Lifting capacity was assessed by applying a polished steel plate of optimal thickness (min. 20 mm), under perpendicular detachment force, in contrast under shearing force the load capacity is reduced by as much as 75%. Additionally, even a small distance between the magnet’s surface and the plate reduces the load capacity.
Safe handling of NdFeB magnets
Machining danger
Dust generated during machining of magnets is flammable. Avoid drilling into magnets without proper cooling and knowledge.
GPS and phone interference
Note: neodymium magnets produce a field that interferes with precision electronics. Maintain a safe distance from your mobile, tablet, and navigation systems.
Warning for allergy sufferers
Allergy Notice: The nickel-copper-nickel coating contains nickel. If redness happens, immediately stop working with magnets and use protective gear.
Eye protection
Despite metallic appearance, neodymium is brittle and not impact-resistant. Do not hit, as the magnet may crumble into hazardous fragments.
Permanent damage
Keep cool. NdFeB magnets are susceptible to heat. If you need resistance above 80°C, ask us about HT versions (H, SH, UH).
Product not for children
Product intended for adults. Small elements pose a choking risk, leading to intestinal necrosis. Keep away from kids and pets.
Crushing force
Mind your fingers.
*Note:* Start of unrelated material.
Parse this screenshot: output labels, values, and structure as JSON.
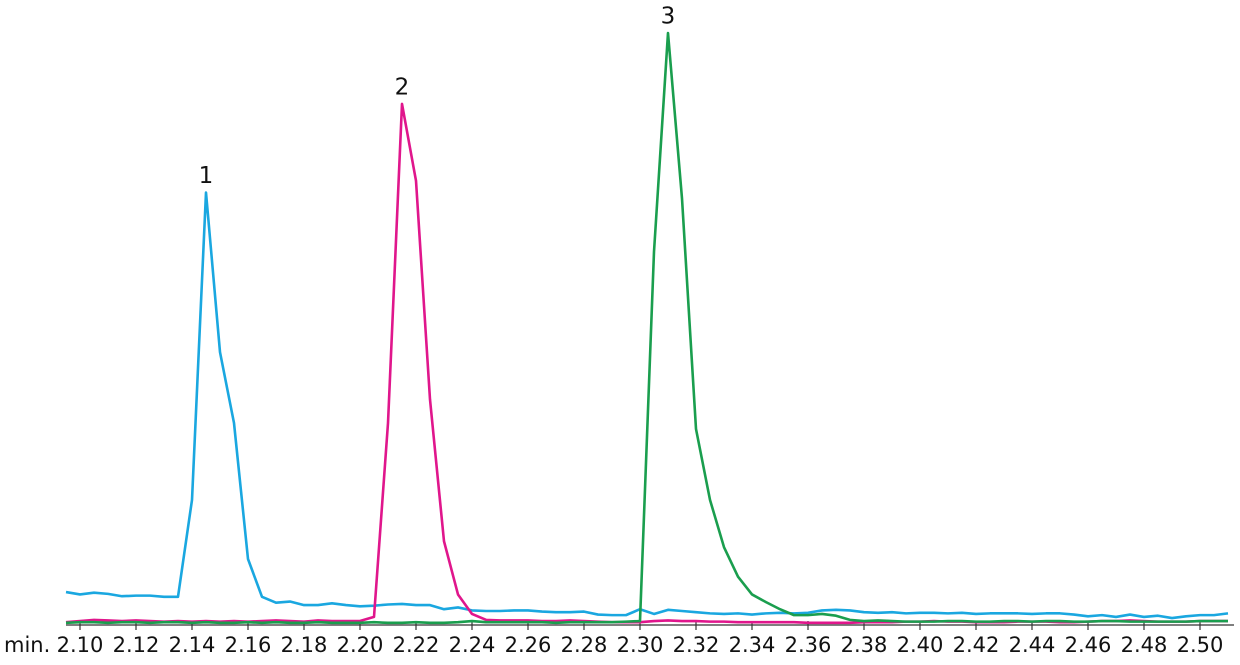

Two large magnets will join immediately with a force of massive weight, destroying everything in their path. Exercise extreme caution!
Medical implants
Warning for patients: Strong magnetic fields disrupt electronics. Keep at least 30 cm distance or ask another person to handle the magnets.
Magnetic media
Avoid bringing magnets close to a purse, laptop, or screen. The magnetism can destroy these devices and wipe information from cards.
Safe operation
Use magnets consciously. Their immense force can shock even professionals. Plan your moves and respect their force.